In my projects, I've always been the one who took care of infrastructure, standardization and quality assurance from the development perspective. The funny thing is that I'm no admin and no QA guy, so most of it wasn't even my job. In this article, I'm going to list a few things that in my opinion as a software developer are essential to a professional software project.

What you need is no secret: If you read a few books and follow some technology blogs you know the bits and pieces. I'll list a few things from a Java/Maven perspective, so some of this may or may not apply to other platforms.

First of all define a common coding style. I shouldn't even have to mention this, but there will be chaos and conflict among developers if you don't have it. Just use Sun's Code Conventions, make some exceptions like "maximum line length is 120 characters" or "no tabs allowed" and you're halfway done. Provide a bit of example code (one class, one page of paper) and put it up on a wall. This style guide should include rules for things like logging and exception handling strategies as well. Too few developers are even aware that you need a strategy here, so write it down! Don't forget to define package namespaces for your project.
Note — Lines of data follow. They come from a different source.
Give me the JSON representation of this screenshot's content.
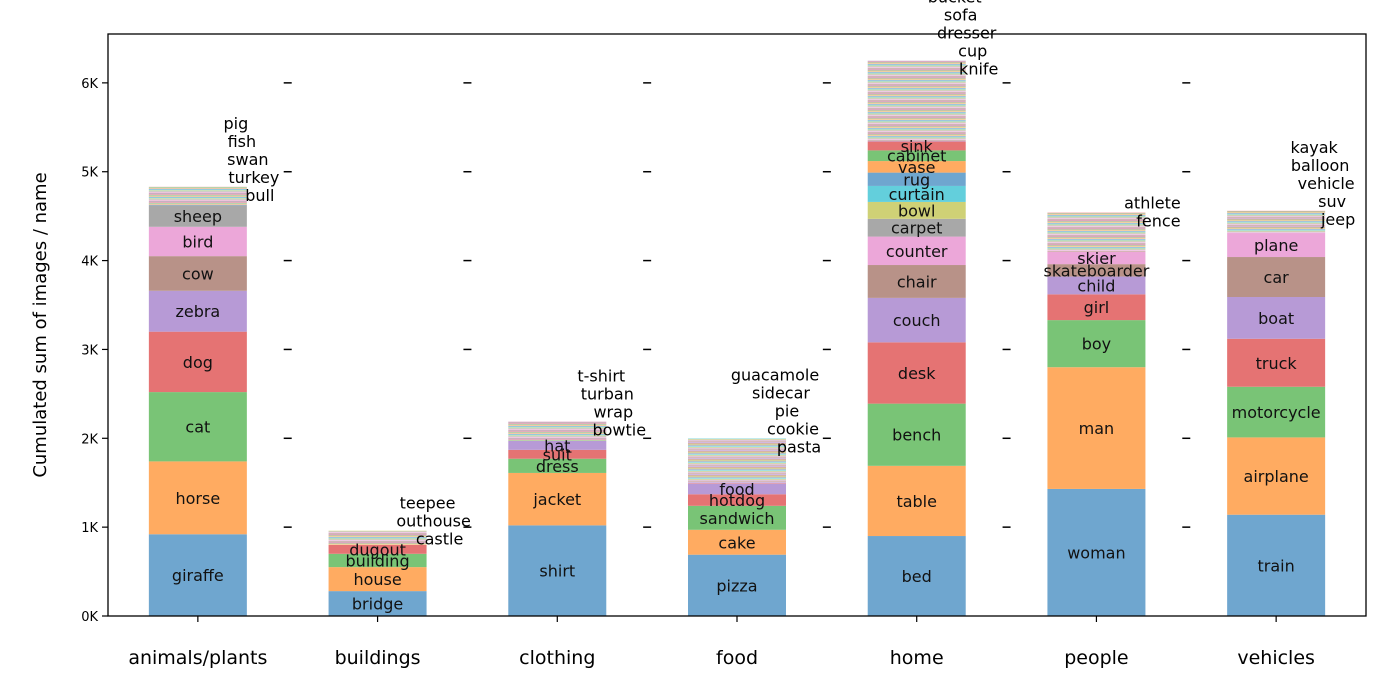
{
  "chart_data": {
    "type": "bar",
    "stacked": true,
    "title": "",
    "xlabel": "",
    "ylabel": "Cumulated sum of images / name",
    "ylim": [
      0,
      6550
    ],
    "yticks": [
      {
        "value": 0,
        "label": "0K"
      },
      {
        "value": 1000,
        "label": "1K"
      },
      {
        "value": 2000,
        "label": "2K"
      },
      {
        "value": 3000,
        "label": "3K"
      },
      {
        "value": 4000,
        "label": "4K"
      },
      {
        "value": 5000,
        "label": "5K"
      },
      {
        "value": 6000,
        "label": "6K"
      }
    ],
    "grid": false,
    "colors": [
      "#6fa6cf",
      "#ffab61",
      "#79c476",
      "#e57373",
      "#b79ad6",
      "#b89288",
      "#eca7d9",
      "#a8a8a8",
      "#cfd176",
      "#63cfdc"
    ],
    "categories": [
      {
        "name": "animals/plants",
        "total": 4830,
        "segments": [
          {
            "label": "giraffe",
            "value": 920
          },
          {
            "label": "horse",
            "value": 820
          },
          {
            "label": "cat",
            "value": 780
          },
          {
            "label": "dog",
            "value": 680
          },
          {
            "label": "zebra",
            "value": 460
          },
          {
            "label": "cow",
            "value": 390
          },
          {
            "label": "bird",
            "value": 330
          },
          {
            "label": "sheep",
            "value": 240
          }
        ],
        "top_labels": [
          "bull",
          "turkey",
          "swan",
          "fish",
          "pig"
        ]
      },
      {
        "name": "buildings",
        "total": 960,
        "segments": [
          {
            "label": "bridge",
            "value": 280
          },
          {
            "label": "house",
            "value": 270
          },
          {
            "label": "building",
            "value": 150
          },
          {
            "label": "dugout",
            "value": 100
          }
        ],
        "top_labels": [
          "castle",
          "outhouse",
          "teepee"
        ]
      },
      {
        "name": "clothing",
        "total": 2190,
        "segments": [
          {
            "label": "shirt",
            "value": 1020
          },
          {
            "label": "jacket",
            "value": 590
          },
          {
            "label": "dress",
            "value": 160
          },
          {
            "label": "suit",
            "value": 100
          },
          {
            "label": "hat",
            "value": 100
          }
        ],
        "top_labels": [
          "bowtie",
          "wrap",
          "turban",
          "t-shirt"
        ]
      },
      {
        "name": "food",
        "total": 2000,
        "segments": [
          {
            "label": "pizza",
            "value": 690
          },
          {
            "label": "cake",
            "value": 280
          },
          {
            "label": "sandwich",
            "value": 270
          },
          {
            "label": "hotdog",
            "value": 130
          },
          {
            "label": "food",
            "value": 120
          }
        ],
        "top_labels": [
          "pasta",
          "cookie",
          "pie",
          "sidecar",
          "guacamole"
        ]
      },
      {
        "name": "home",
        "total": 6250,
        "segments": [
          {
            "label": "bed",
            "value": 900
          },
          {
            "label": "table",
            "value": 790
          },
          {
            "label": "bench",
            "value": 700
          },
          {
            "label": "desk",
            "value": 690
          },
          {
            "label": "couch",
            "value": 500
          },
          {
            "label": "chair",
            "value": 370
          },
          {
            "label": "counter",
            "value": 320
          },
          {
            "label": "carpet",
            "value": 200
          },
          {
            "label": "bowl",
            "value": 190
          },
          {
            "label": "curtain",
            "value": 180
          },
          {
            "label": "rug",
            "value": 150
          },
          {
            "label": "vase",
            "value": 130
          },
          {
            "label": "cabinet",
            "value": 120
          },
          {
            "label": "sink",
            "value": 100
          }
        ],
        "top_labels": [
          "knife",
          "cup",
          "dresser",
          "sofa",
          "bucket"
        ]
      },
      {
        "name": "people",
        "total": 4540,
        "segments": [
          {
            "label": "woman",
            "value": 1430
          },
          {
            "label": "man",
            "value": 1370
          },
          {
            "label": "boy",
            "value": 530
          },
          {
            "label": "girl",
            "value": 290
          },
          {
            "label": "child",
            "value": 200
          },
          {
            "label": "skateboarder",
            "value": 140
          },
          {
            "label": "skier",
            "value": 140
          }
        ],
        "top_labels": [
          "fence",
          "athlete"
        ]
      },
      {
        "name": "vehicles",
        "total": 4560,
        "segments": [
          {
            "label": "train",
            "value": 1140
          },
          {
            "label": "airplane",
            "value": 870
          },
          {
            "label": "motorcycle",
            "value": 570
          },
          {
            "label": "truck",
            "value": 540
          },
          {
            "label": "boat",
            "value": 470
          },
          {
            "label": "car",
            "value": 450
          },
          {
            "label": "plane",
            "value": 270
          }
        ],
        "top_labels": [
          "jeep",
          "suv",
          "vehicle",
          "balloon",
          "kayak"
        ]
      }
    ]
  }
}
For Java projects provide organization-wide Maven archetypes that give you a solid basis for your project. Use existing open source ones to get you started! The effort for this pays off with each new project in reduced setup costs. But wait, each of your projects is different? Oh please, then adjust your build scripts. That's no excuse to start from zero each time!
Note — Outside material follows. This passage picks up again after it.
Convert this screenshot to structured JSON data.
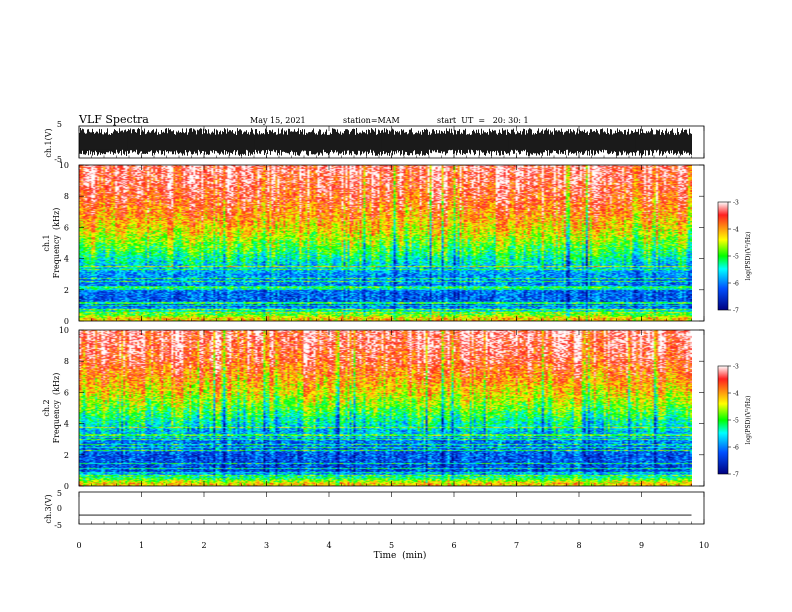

On a related note, invest in a proper internal Maven repository setup. Maybe use a stripped down version of Atlassian's setup. You don't want your builds to break just because some external repository isn't available. Define rules who may deploy what to your repository. I've seen a lot of chaos here, so remind people to actually think before deploying stuff and breaking builds.

Get yourself a proper bug tracker and define how you're going to use it. It doesn't have to be fancy, a Trac installation will do in most cases and it will give you a wiki for your technical documentation, too. Do you just track issues or also tasks for developers? What's the workflow? Who may open a ticket, who may close it? What amount of testing is required?

For god's sake, define rules for working with your revision control system. How often should developers check in? How should a commit message look? How does your release process look like? When do you create a branch, how are releases tagged etc. Read up on the features of your system, branching may no longer hurt. Move on if you're still using CVS.

A professional software project needs continuous integration. Period. Set it up (I recommend Hudson), define the proper reports and actually read them. It's crucial to check test coverage and other metrics right from the beginning. If you add reports later, you will typically get warnings for every other line of source code. Nobody will read those reports anymore and it's too much work to clean up the code.

Provide developers with a proper workstation setup that corresponds to the platform you're targeting. Yes, it's a good idea if everyone on the project used the same JVM and application server versions. If that's what your production environment uses, even better! It might improve the chance that things actually work. Just saying.

I'm barely scratching the surface here, but it's enough for one article already. For many of the points above you can find articles on the web (check my blog's best practices category, for example). And still, it's frustrating how little many software companies invest in those bare essentials.